Performance of tympanocentesis in an office setting can be facilitated by the use of an otomicroscope. This was not used during the mannequin training session. The dexterity challenge of the syringe evacuation method of middle ear effusion can be overcome by attachment of a tympanocentesis needle to an appropriate collection device (eg, Alden-trap; Storz Instruments, Kansas City, Mo; or Tymp-Tap; Xomed Surgical, Jacksonville, Fla) hooked to suction.9,10 In the nonanesthetized patient a papoose board is recommended for immobilization and a nurse assistant should be present to stabilize the head firmly and pull back on the pinnae if necessary. Sedation can be helpful. The use of midazolam hydrochloride has been advocated,6 although in some settings its use mandates direct nurse observation, pulse oximetry monitoring, and postprocedure observation. The hypothetical problems of tympanocentesis in an office setting20 are all possible consequences of inadequate full visualization of the TM and/or inadequate immobilization of the child.6,9,11

Simulation technology for health care professional skills training and assessment has been recommended as the most effective in producing acquisition and retention of knowledge in the continuing medical education arena. Clearly, simulation technology is superior to traditional lectures.21 Davis et al22 showed that interactive continuing medical education sessions that enhanced participant activity and provided the opportunity to practice skills could affect change in professional practice and, on occasion, health care outcomes.
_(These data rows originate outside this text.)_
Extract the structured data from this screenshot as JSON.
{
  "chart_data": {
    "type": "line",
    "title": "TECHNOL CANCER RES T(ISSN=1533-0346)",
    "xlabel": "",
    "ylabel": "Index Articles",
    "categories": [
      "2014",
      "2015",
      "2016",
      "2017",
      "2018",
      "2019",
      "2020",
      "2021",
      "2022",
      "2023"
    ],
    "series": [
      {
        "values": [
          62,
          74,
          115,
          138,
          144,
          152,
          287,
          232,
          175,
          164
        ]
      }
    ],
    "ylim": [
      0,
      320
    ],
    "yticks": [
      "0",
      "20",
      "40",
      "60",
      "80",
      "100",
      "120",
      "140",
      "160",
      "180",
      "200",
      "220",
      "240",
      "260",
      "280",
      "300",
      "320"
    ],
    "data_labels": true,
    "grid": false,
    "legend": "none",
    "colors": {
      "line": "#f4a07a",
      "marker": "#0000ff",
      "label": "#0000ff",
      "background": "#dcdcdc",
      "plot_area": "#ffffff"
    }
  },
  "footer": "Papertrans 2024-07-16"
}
Didactic sessions do not seem to be effective in changing physician performance.23 The reasons physicians attend traditional continuing medical education programs have not been studied extensively. Satisfying inner standards of achievement and a need to validate knowledge and practices seem to be important reasons. Postprogram application occurs if participants see the "need to do your job differently."23 Our program most likely attracted participants who wanted to confirm that what they were doing was correct23 and 85% responded in a postcourse evaluation that attendance would very likely change their diagnostic approach to this common malady.

Accepted for publication April 26, 2001.

The otoendoscopic video clips were generously provided by Alejandro Hoberman, MD, and Philly Kaleida, Children's Hospital of Pittsburgh, Pittsburgh, Pa.

What This Study Adds

The overdiagnosis of AOM occurs with unknown frequency, complicated by problems in differentiating acute OME. To address the rising bacterial resistance in AOM, the Centers for Disease Control and Prevention advocates that tympanocentesis be performed on children who fail 2 sequential antibiotic courses.

Our study suggests that pediatricians correctly distinguish AOM, OME, and variations of normal TMs about 50% of the time and otolaryngologists, 73% of the time, based on a simulated video examination. Tympanocentesis training on an infant mannequin model taught the skill successfully to 83% of pediatricians and was optimally performed by 89% of otolaryngologists.